The embassy once again advised all Pakistanis to stay at home and avoid unnecessary outgoings due to the deteriorating security situation. There are around a thousand Pakistanis in Khartoum.
Thousands of residents fled Sudan’s capital where witnesses reported bodies in the street from fighting between the army and paramilitaries that embassies said killed more than 270 civilians.
The Rapid Support Forces paramilitaries said they would “fully commit to a complete ceasefire” from 1600 GMT for 24 hours, as did the army.
But at the appointed time, shots were still heard throughout Khartoum, according to witnesses.
It was the second day in a row a proposed humanitarian ceasefire failed to take hold, with both the army and the RSF blaming each other Tuesday for breaking a South Sudan-brokered truce.
Foreign diplomats have been attacked, and United Nations emergency relief coordinator Martin Griffiths said the UN had received “reports of attacks and sexual violence against aid workers”.
Governments started planning to evacuate their citizens, among them many UN staff.
Sudanese greet army soldiers, loyal to army chief Abdel Fattah al-Burhan, in the Red Sea city of Port Sudan on April 16, 2023. — AFP
The violence erupted on Saturday between the forces of the two generals who seized power in a 2021 coup: army chief Abdel Fattah al-Burhan and his deputy Mohamed Hamdan Daglo who commands the RSF.

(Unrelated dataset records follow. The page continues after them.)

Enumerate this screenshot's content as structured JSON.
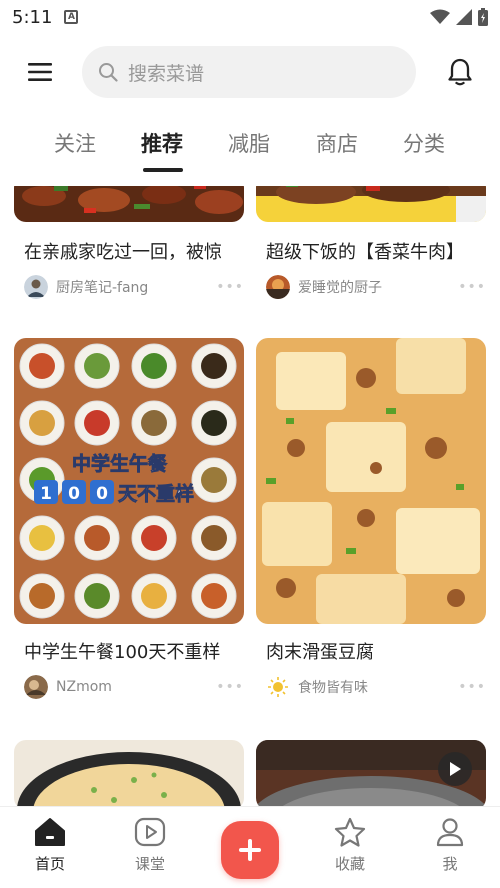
{
  "status_bar": {
    "time": "5:11",
    "app_indicator": "A"
  },
  "search": {
    "placeholder": "搜索菜谱"
  },
  "tabs": [
    {
      "label": "关注",
      "active": false
    },
    {
      "label": "推荐",
      "active": true
    },
    {
      "label": "减脂",
      "active": false
    },
    {
      "label": "商店",
      "active": false
    },
    {
      "label": "分类",
      "active": false
    }
  ],
  "feed": [
    {
      "title": "在亲戚家吃过一回，被惊",
      "author": "厨房笔记-fang",
      "more": "•••"
    },
    {
      "title": "超级下饭的【香菜牛肉】",
      "author": "爱睡觉的厨子",
      "more": "•••"
    },
    {
      "title": "中学生午餐100天不重样",
      "author": "NZmom",
      "more": "•••",
      "overlay_line1": "中学生午餐",
      "overlay_line2": "100天不重样"
    },
    {
      "title": "肉末滑蛋豆腐",
      "author": "食物皆有味",
      "more": "•••"
    }
  ],
  "bottom_nav": [
    {
      "label": "首页",
      "icon": "home-icon",
      "active": true
    },
    {
      "label": "课堂",
      "icon": "play-icon",
      "active": false
    },
    {
      "label": "收藏",
      "icon": "star-icon",
      "active": false
    },
    {
      "label": "我",
      "icon": "person-icon",
      "active": false
    }
  ],
  "colors": {
    "accent": "#f2564c",
    "text": "#222222",
    "muted": "#888888"
  }
}
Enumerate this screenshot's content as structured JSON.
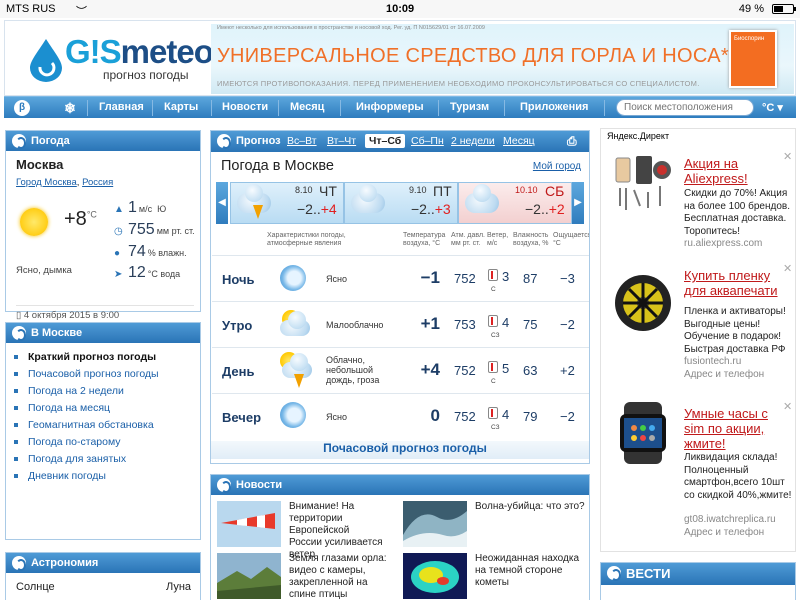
{
  "status_bar": {
    "carrier": "MTS RUS",
    "time": "10:09",
    "battery": "49 %",
    "battery_level": 0.49
  },
  "header": {
    "logo_text_a": "G!S",
    "logo_text_b": "meteo",
    "logo_sub": "прогноз погоды",
    "ad_small": "Имеют несколько для использования в пространстве и носовой ход. Рег. уд. П N015629/01 от 16.07.2009",
    "ad_title": "УНИВЕРСАЛЬНОЕ СРЕДСТВО ДЛЯ ГОРЛА И НОСА*",
    "ad_warning": "ИМЕЮТСЯ ПРОТИВОПОКАЗАНИЯ. ПЕРЕД ПРИМЕНЕНИЕМ НЕОБХОДИМО ПРОКОНСУЛЬТИРОВАТЬСЯ СО СПЕЦИАЛИСТОМ.",
    "ad_box_text": "Биоспорин"
  },
  "nav": {
    "items": [
      "Главная",
      "Карты",
      "Новости",
      "Месяц",
      "Информеры",
      "Туризм",
      "Приложения"
    ],
    "search_placeholder": "Поиск местоположения",
    "unit": "°C ▾",
    "btn_a": "β",
    "btn_b": "❄"
  },
  "weather_now": {
    "header": "Погода",
    "city": "Москва",
    "region_a": "Город Москва",
    "region_b": "Россия",
    "temp": "+8",
    "temp_unit": "°C",
    "condition": "Ясно, дымка",
    "wind_value": "1",
    "wind_unit": "м/с",
    "wind_dir": "Ю",
    "pressure_value": "755",
    "pressure_unit": "мм рт. ст.",
    "humidity_value": "74",
    "humidity_unit": "% влажн.",
    "water_value": "12",
    "water_unit": "°С вода",
    "date": "4 октября 2015 в 9:00"
  },
  "in_moscow": {
    "header": "В Москве",
    "items": [
      "Краткий прогноз погоды",
      "Почасовой прогноз погоды",
      "Погода на 2 недели",
      "Погода на месяц",
      "Геомагнитная обстановка",
      "Погода по-старому",
      "Погода для занятых",
      "Дневник погоды"
    ]
  },
  "astronomy": {
    "header": "Астрономия",
    "sun": "Солнце",
    "moon": "Луна"
  },
  "forecast": {
    "header": "Прогноз",
    "tabs": [
      "Вс–Вт",
      "Вт–Чт",
      "Чт–Сб",
      "Сб–Пн",
      "2 недели",
      "Месяц"
    ],
    "title": "Погода в Москве",
    "my_city": "Мой город",
    "days": [
      {
        "date": "8.10",
        "name": "ЧТ",
        "min": "−2..",
        "max": "+4"
      },
      {
        "date": "9.10",
        "name": "ПТ",
        "min": "−2..",
        "max": "+3"
      },
      {
        "date": "10.10",
        "name": "СБ",
        "min": "−2..",
        "max": "+2"
      }
    ],
    "columns": [
      "Характеристики погоды, атмосферные явления",
      "Температура воздуха, °C",
      "Атм. давл. мм рт. ст.",
      "Ветер, м/с",
      "Влажность воздуха, %",
      "Ощущается, °C"
    ],
    "rows": [
      {
        "name": "Ночь",
        "desc": "Ясно",
        "temp": "−1",
        "pressure": "752",
        "wind": "3",
        "dir": "С",
        "humidity": "87",
        "feels": "−3"
      },
      {
        "name": "Утро",
        "desc": "Малооблачно",
        "temp": "+1",
        "pressure": "753",
        "wind": "4",
        "dir": "СЗ",
        "humidity": "75",
        "feels": "−2"
      },
      {
        "name": "День",
        "desc": "Облачно, небольшой дождь, гроза",
        "temp": "+4",
        "pressure": "752",
        "wind": "5",
        "dir": "С",
        "humidity": "63",
        "feels": "+2"
      },
      {
        "name": "Вечер",
        "desc": "Ясно",
        "temp": "0",
        "pressure": "752",
        "wind": "4",
        "dir": "СЗ",
        "humidity": "79",
        "feels": "−2"
      }
    ],
    "hourly_link": "Почасовой прогноз погоды"
  },
  "news": {
    "header": "Новости",
    "items": [
      {
        "text": "Внимание! На территории Европейской России усиливается ветер"
      },
      {
        "text": "Волна-убийца: что это?"
      },
      {
        "text": "Земля глазами орла: видео с камеры, закрепленной на спине птицы"
      },
      {
        "text": "Неожиданная находка на темной стороне кометы"
      }
    ]
  },
  "ads": {
    "label": "Яндекс.Директ",
    "items": [
      {
        "title": "Акция на Aliexpress!",
        "body": "Скидки до 70%! Акция на более 100 брендов. Бесплатная доставка. Торопитесь!",
        "url": "ru.aliexpress.com"
      },
      {
        "title": "Купить пленку для аквапечати",
        "body": "Пленка и активаторы! Выгодные цены! Обучение в подарок! Быстрая доставка РФ",
        "url": "fusiontech.ru",
        "extra": "Адрес и телефон"
      },
      {
        "title": "Умные часы с sim по акции, жмите!",
        "body": "Ликвидация склада! Полноценный смартфон,всего 10шт со скидкой 40%,жмите!",
        "url": "gt08.iwatchreplica.ru",
        "extra": "Адрес и телефон"
      }
    ],
    "vesti": "ВЕСТИ"
  }
}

It followed a bitter dispute between them over the planned integration of the RSF into the regular army — a key condition for a final deal aimed at restoring Sudan’s democratic transition.
Heavy gunfire resounded and deafening explosions rattled buildings in Khartoum — a city of five million people — as plumes of thick black smoke rose from buildings around the army headquarters.
RSF fighters atop armoured vehicles and pickup trucks laden with weapons swarmed the streets. Fighter jets roared overhead and fired on RSF targets, the witnesses said.
Battles have damaged residential and commercial buildings, and civilians sheltering in their homes are becoming increasingly desperate, with dwindling food supplies, power outages, and a lack of running water.